1) My Oldest Brother - Although not a vindictive man, his bachelor party culminated in zooking up about a gallon of various alcohols (i.e. Irish Car bombs and shots of 151) all over a stripper stage, hanging off of a chain link fence for an hour while we waited for a ride, and required 2 hours of me explaining why his bed is more comfortable then being curled around the base of the toilet. It was half my fault, half my middle brother's fault in that we were responsible for aboutg 70% of those drinks. My middle brother did the smart thing and went to a crappy little bar during his "bachelor party" (all brothers & the soon-to-be-bride) and ordered REALLY watered down drinks. So now, my oldest brother only has me to bring justice for such the horrific pain that we had wrought on him. He will have his return-on-investment.

2) My Liver - Despite the fact that I'm reasonably fit, take multivitamins, and don't smoke, I've put considerable wear on my liver over the past few years. I'm at the point now where if I reach a certain critical mass, I just completely black out. I've found that in my few black out periods, it takes alot longer for me to pass out then it used to. Had I been in Broggin's place last Friday night, I'm pretty sure I would STILL be blacked out.

3) My Sense of Entertainment - Seeing as how I can't get any hell from guys here on the blog, I'll say it.

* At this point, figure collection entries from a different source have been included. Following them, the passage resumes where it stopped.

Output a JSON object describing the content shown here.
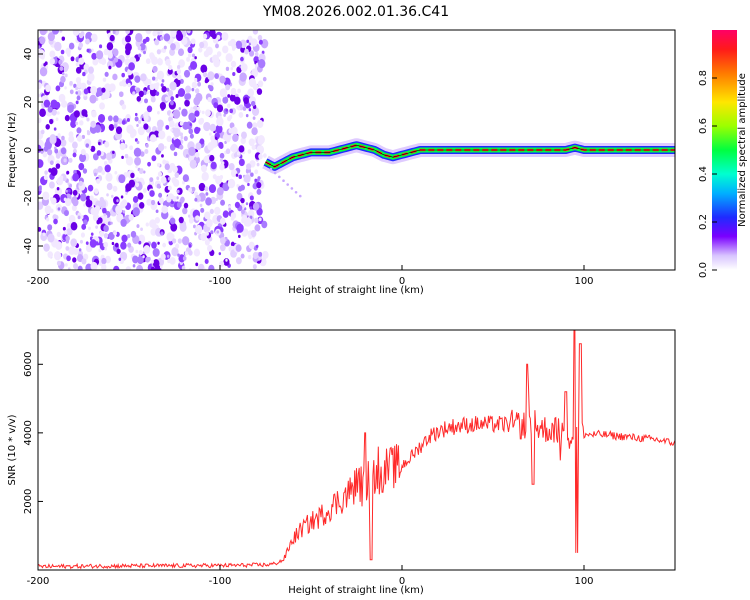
{
  "chart_data": [
    {
      "type": "heatmap",
      "title": "YM08.2026.002.01.36.C41",
      "xlabel": "Height of straight line (km)",
      "ylabel": "Frequency (Hz)",
      "xlim": [
        -200,
        150
      ],
      "ylim": [
        -50,
        50
      ],
      "xticks": [
        -200,
        -100,
        0,
        100
      ],
      "yticks": [
        40,
        20,
        0,
        -20,
        -40
      ],
      "noise_region_x": [
        -200,
        -75
      ],
      "ridge": {
        "x": [
          -75,
          -70,
          -65,
          -60,
          -55,
          -50,
          -45,
          -40,
          -35,
          -30,
          -25,
          -20,
          -15,
          -10,
          -5,
          0,
          5,
          10,
          20,
          40,
          60,
          80,
          90,
          95,
          100,
          120,
          150
        ],
        "freq": [
          -5,
          -7,
          -5,
          -3,
          -2,
          -1,
          -1,
          -1,
          0,
          1,
          2,
          1,
          0,
          -2,
          -3,
          -2,
          -1,
          0,
          0,
          0,
          0,
          0,
          0,
          1,
          0,
          0,
          0
        ]
      },
      "colorbar": {
        "label": "Normalized spectral amplitude",
        "range": [
          0,
          1
        ],
        "ticks": [
          "0.0",
          "0.2",
          "0.4",
          "0.6",
          "0.8"
        ],
        "ticklabels": [
          "0.0",
          "0.2",
          "0.4",
          "0.6",
          "0.8"
        ]
      }
    },
    {
      "type": "line",
      "xlabel": "Height of straight line (km)",
      "ylabel": "SNR (10 * v/v)",
      "xlim": [
        -200,
        150
      ],
      "ylim": [
        0,
        7000
      ],
      "xticks": [
        -200,
        -100,
        0,
        100
      ],
      "yticks": [
        2000,
        4000,
        6000
      ],
      "color": "#ff2a2a",
      "envelope": {
        "x": [
          -200,
          -150,
          -100,
          -75,
          -70,
          -65,
          -60,
          -55,
          -50,
          -45,
          -40,
          -30,
          -25,
          -20,
          -15,
          -10,
          -5,
          0,
          5,
          10,
          15,
          20,
          25,
          30,
          40,
          50,
          60,
          70,
          80,
          90,
          100,
          110,
          120,
          130,
          140,
          150
        ],
        "snr": [
          100,
          120,
          130,
          150,
          180,
          300,
          900,
          1200,
          1400,
          1550,
          1800,
          2200,
          2500,
          2600,
          2800,
          2900,
          3000,
          3050,
          3300,
          3600,
          3900,
          4050,
          4150,
          4200,
          4250,
          4250,
          4250,
          4200,
          4100,
          4050,
          3950,
          3950,
          3900,
          3850,
          3800,
          3700
        ]
      },
      "spikes": [
        {
          "x": -20,
          "snr": 4000
        },
        {
          "x": -17,
          "snr": 300
        },
        {
          "x": 69,
          "snr": 6000
        },
        {
          "x": 72,
          "snr": 2500
        },
        {
          "x": 95,
          "snr": 7000
        },
        {
          "x": 96,
          "snr": 500
        },
        {
          "x": 98,
          "snr": 6600
        },
        {
          "x": 90,
          "snr": 5200
        }
      ]
    }
  ]
}
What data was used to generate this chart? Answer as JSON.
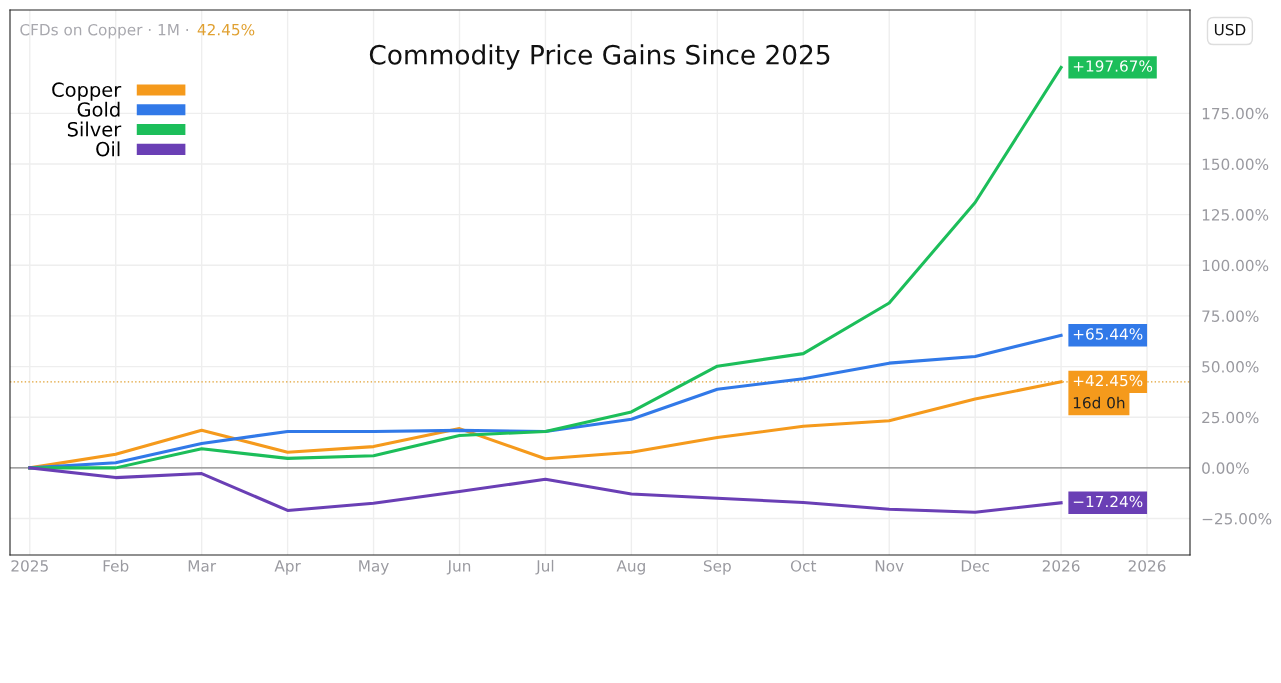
{
  "chart_data": {
    "type": "line",
    "title": "Commodity Price Gains Since 2025",
    "annotations": [
      "CFDs on Copper · 1M ·",
      "42.45%",
      "USD",
      {
        "text": "16d 0h",
        "x": "2026",
        "y": 42.45
      }
    ],
    "categories": [
      "2025",
      "Feb",
      "Mar",
      "Apr",
      "May",
      "Jun",
      "Jul",
      "Aug",
      "Sep",
      "Oct",
      "Nov",
      "Dec",
      "2026",
      "2026"
    ],
    "series": [
      {
        "name": "Copper",
        "color": "#f59a1c",
        "values": [
          0,
          6.7,
          18.6,
          7.7,
          10.5,
          19.4,
          4.5,
          7.7,
          15,
          20.5,
          23.3,
          34,
          42.45,
          null
        ],
        "value_labels": [
          null,
          null,
          null,
          null,
          null,
          null,
          null,
          null,
          null,
          null,
          null,
          null,
          "+42.45%",
          null
        ]
      },
      {
        "name": "Gold",
        "color": "#3179e8",
        "values": [
          0,
          2.5,
          12,
          18,
          18,
          18.5,
          18,
          24,
          38.8,
          44,
          51.7,
          55,
          65.44,
          null
        ],
        "value_labels": [
          null,
          null,
          null,
          null,
          null,
          null,
          null,
          null,
          null,
          null,
          null,
          null,
          "+65.44%",
          null
        ]
      },
      {
        "name": "Silver",
        "color": "#1cbe5a",
        "values": [
          0,
          0,
          9.4,
          4.7,
          6,
          16,
          18,
          27.6,
          50.2,
          56.4,
          81.4,
          131,
          197.67,
          null
        ],
        "value_labels": [
          null,
          null,
          null,
          null,
          null,
          null,
          null,
          null,
          null,
          null,
          null,
          null,
          "+197.67%",
          null
        ]
      },
      {
        "name": "Oil",
        "color": "#6a3fb5",
        "values": [
          0,
          -4.8,
          -2.8,
          -21,
          -17.5,
          -11.7,
          -5.6,
          -12.9,
          -15,
          -17.1,
          -20.4,
          -21.9,
          -17.24,
          null
        ],
        "value_labels": [
          null,
          null,
          null,
          null,
          null,
          null,
          null,
          null,
          null,
          null,
          null,
          null,
          "−17.24%",
          null
        ]
      }
    ],
    "ylim": [
      -43,
      226
    ],
    "yticks": [
      {
        "value": -25,
        "label": "−25.00%"
      },
      {
        "value": 0,
        "label": "0.00%"
      },
      {
        "value": 25,
        "label": "25.00%"
      },
      {
        "value": 50,
        "label": "50.00%"
      },
      {
        "value": 75,
        "label": "75.00%"
      },
      {
        "value": 100,
        "label": "100.00%"
      },
      {
        "value": 125,
        "label": "125.00%"
      },
      {
        "value": 150,
        "label": "150.00%"
      },
      {
        "value": 175,
        "label": "175.00%"
      }
    ],
    "ref_lines": [
      {
        "axis": "y",
        "value": 0,
        "color": "#888888",
        "line_style": "solid"
      },
      {
        "axis": "y",
        "value": 42.45,
        "color": "#e0a030",
        "line_style": "dotted"
      }
    ],
    "grid": true,
    "legend": "top left",
    "marker": "none",
    "line_style": "solid"
  }
}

I'm not a big fan of strippers, really, at all. The idea that all they do is grind on dudes all night and completely take their clothes off and on just confuses me. Why would I pay to get sexually aroused? Don't get me wrong, I have nothing against watching pretty girls dance, what guy wouldn't? But I'm not a big fan of the constant feigning of interest in who I am, what I do, blah blah blah.

**So having said that, my goal for my if/when bachelor party is purely bowling and beer. Unless of course my friends arn't that athletically inclined, then I'd rather just play alot of online computers games and drink beer.